![]() |
| Prefeito Zé Martins |
A
Promotoria de Justiça da Comarca de Bequimão ingressou, em 24 de
janeiro, com uma Ação Civil Pública por ato de improbidade
administrativa contra o prefeito do município, Antônio José Martins; o
presidente da Comissão Permanente de Licitação, José Rogério Paixão
Lopes; a empresa Rio Preto Construções e Serviços Ltda. e seu sócio,
Carlos Alberto Moraes da Silva. A ação baseia-se em um contrato firmado
para a construção da Expocapril.
Em 2014 a Prefeitura de Bequimão
firmou um convênio com o Estado do Maranhão, por meio da Secretaria de
Estado da Agricultura, Pecuária e Pesca (Sagrima), para a execução da
obra do Parque de Exposições de Caprinos da Cidade de Bequimão
(Expocapril). O convênio previa o repasse de R$ 200 mil da Sagrima e a
contrapartida de R$ 6 mil a ser paga pelo Município. Desse valor, foi
liberada uma primeira parcela, de R$ 100 mil.
Para a realização do
serviço, a Prefeitura de Bequimão contratou a empresa Rio Preto
Construções e Serviços Ltda., com base na Concorrência n° 09/2014. O
Ministério Público, no entanto, aponta uma série de irregularidades no
processo licitatório, o abandono da obra e a ausência de prestação de
contas dos valores recebidos por meio do convênio.
Entre as
irregularidades na licitação, apontadas pela Assessoria Técnica da
Procuradoria Geral de Justiça, estão a falta de estabelecimento de
condições e de prazos para o recebimento da obra, conflito entre o prazo
da obra (120 dias) e do contrato (90 dias) e o fato do atestado de
capacidade técnica apresentado ser do responsável técnico e não da
empresa, o que deveria ter levado à desclassificação da Rio Preto
Construções e Serviços Ltda.
Na Ação, a promotora de justiça
Raquel Madeira Reis requer a concessão de liminar determinando a
indisponibilidade dos bens dos envolvidos, até o valor de R$ 412 mil.
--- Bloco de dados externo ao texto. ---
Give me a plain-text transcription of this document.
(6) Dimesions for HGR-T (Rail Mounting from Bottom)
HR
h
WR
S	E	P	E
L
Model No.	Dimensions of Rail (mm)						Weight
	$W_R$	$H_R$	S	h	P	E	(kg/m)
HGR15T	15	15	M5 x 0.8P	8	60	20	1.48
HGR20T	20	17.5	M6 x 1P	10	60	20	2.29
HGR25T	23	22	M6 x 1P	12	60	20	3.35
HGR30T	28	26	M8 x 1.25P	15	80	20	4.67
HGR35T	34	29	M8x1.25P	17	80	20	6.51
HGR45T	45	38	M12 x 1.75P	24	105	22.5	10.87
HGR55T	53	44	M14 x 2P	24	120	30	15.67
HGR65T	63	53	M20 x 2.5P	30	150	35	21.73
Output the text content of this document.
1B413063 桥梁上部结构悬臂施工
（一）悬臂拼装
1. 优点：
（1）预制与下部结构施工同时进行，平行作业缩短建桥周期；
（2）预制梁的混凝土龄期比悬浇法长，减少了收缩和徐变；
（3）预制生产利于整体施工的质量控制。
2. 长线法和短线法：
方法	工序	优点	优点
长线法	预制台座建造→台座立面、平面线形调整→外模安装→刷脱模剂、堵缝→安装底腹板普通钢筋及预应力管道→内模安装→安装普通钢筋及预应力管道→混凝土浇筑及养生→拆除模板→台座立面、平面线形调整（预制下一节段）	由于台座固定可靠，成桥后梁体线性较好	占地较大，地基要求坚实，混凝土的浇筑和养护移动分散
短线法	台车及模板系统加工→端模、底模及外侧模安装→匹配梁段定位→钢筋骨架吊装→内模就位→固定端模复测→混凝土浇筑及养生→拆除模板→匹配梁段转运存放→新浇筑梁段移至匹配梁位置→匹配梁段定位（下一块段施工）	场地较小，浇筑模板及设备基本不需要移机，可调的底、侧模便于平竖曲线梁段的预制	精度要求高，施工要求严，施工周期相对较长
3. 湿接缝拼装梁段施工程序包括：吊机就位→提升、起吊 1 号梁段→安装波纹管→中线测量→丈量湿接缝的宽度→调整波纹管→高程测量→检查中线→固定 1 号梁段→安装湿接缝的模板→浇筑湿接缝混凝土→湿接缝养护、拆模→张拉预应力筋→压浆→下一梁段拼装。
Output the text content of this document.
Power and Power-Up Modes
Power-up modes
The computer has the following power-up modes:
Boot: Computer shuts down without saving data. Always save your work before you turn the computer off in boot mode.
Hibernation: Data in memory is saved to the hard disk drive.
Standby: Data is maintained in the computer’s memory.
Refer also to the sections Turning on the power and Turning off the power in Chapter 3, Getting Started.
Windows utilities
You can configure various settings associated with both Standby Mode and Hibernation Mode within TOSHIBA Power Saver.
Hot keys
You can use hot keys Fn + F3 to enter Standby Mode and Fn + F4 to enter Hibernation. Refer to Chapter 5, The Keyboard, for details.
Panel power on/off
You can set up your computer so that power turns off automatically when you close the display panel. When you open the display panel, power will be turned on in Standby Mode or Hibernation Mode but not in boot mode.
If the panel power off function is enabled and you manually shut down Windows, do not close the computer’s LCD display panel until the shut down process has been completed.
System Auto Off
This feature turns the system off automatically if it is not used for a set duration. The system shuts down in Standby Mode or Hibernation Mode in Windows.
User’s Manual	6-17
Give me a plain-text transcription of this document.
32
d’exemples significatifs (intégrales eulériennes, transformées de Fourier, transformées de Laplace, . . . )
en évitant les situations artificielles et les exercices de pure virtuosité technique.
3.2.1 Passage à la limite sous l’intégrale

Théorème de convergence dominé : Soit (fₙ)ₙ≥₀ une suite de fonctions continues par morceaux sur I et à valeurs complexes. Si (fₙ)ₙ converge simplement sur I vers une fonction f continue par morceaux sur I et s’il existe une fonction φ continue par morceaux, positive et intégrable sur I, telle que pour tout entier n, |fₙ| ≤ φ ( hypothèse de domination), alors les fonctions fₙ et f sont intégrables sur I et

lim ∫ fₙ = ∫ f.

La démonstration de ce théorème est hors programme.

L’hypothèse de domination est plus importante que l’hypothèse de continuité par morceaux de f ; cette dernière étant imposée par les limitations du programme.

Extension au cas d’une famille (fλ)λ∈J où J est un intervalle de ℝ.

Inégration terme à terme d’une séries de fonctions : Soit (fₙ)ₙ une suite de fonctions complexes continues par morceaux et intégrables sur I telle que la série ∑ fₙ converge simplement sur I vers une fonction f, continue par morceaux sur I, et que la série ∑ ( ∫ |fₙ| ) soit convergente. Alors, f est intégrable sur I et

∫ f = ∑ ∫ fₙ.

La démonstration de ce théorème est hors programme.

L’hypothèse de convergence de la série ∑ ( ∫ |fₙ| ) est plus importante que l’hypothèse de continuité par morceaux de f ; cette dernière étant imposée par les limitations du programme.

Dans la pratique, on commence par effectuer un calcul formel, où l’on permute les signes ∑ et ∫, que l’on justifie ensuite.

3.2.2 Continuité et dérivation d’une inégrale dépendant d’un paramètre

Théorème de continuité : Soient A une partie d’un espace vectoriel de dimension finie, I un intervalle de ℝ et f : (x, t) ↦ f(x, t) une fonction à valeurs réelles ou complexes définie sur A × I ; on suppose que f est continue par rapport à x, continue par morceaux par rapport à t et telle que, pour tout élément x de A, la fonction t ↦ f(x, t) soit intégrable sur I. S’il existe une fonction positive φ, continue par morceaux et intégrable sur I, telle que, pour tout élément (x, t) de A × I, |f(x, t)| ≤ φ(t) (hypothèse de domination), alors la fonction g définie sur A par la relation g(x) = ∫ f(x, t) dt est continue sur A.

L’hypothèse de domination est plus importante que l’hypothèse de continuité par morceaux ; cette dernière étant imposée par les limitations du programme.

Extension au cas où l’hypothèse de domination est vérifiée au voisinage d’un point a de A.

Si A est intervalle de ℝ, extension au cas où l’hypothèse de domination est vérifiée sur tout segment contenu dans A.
Também foi pedida a quebra do sigilo bancário da Prefeitura de Bequimão,
com o objetivo de verificar as transferências realizadas, nos anos de
2014 e 2015, para a Rio Preto Construções e Serviços Ltda.
Também
foi pedida a condenação de Antônio José Martins, José Rogério Paixão
Lopes, Carlos Alberto Moraes da Silva e da empresa Rio Preto Construções
e Serviços Ltda. por improbidade administrativa. Entre as penalidades
previstas estão ressarcimento integral do dano, perda dos bens ou
valores acrescidos ilicitamente ao patrimônio, perda da função pública,
suspensão dos direitos políticos de cinco a oito anos, pagamento de
multa de até duas vezes o valor do dano e proibição de contratar ou
receber benefícios do Poder Público pelo prazo de cinco anos.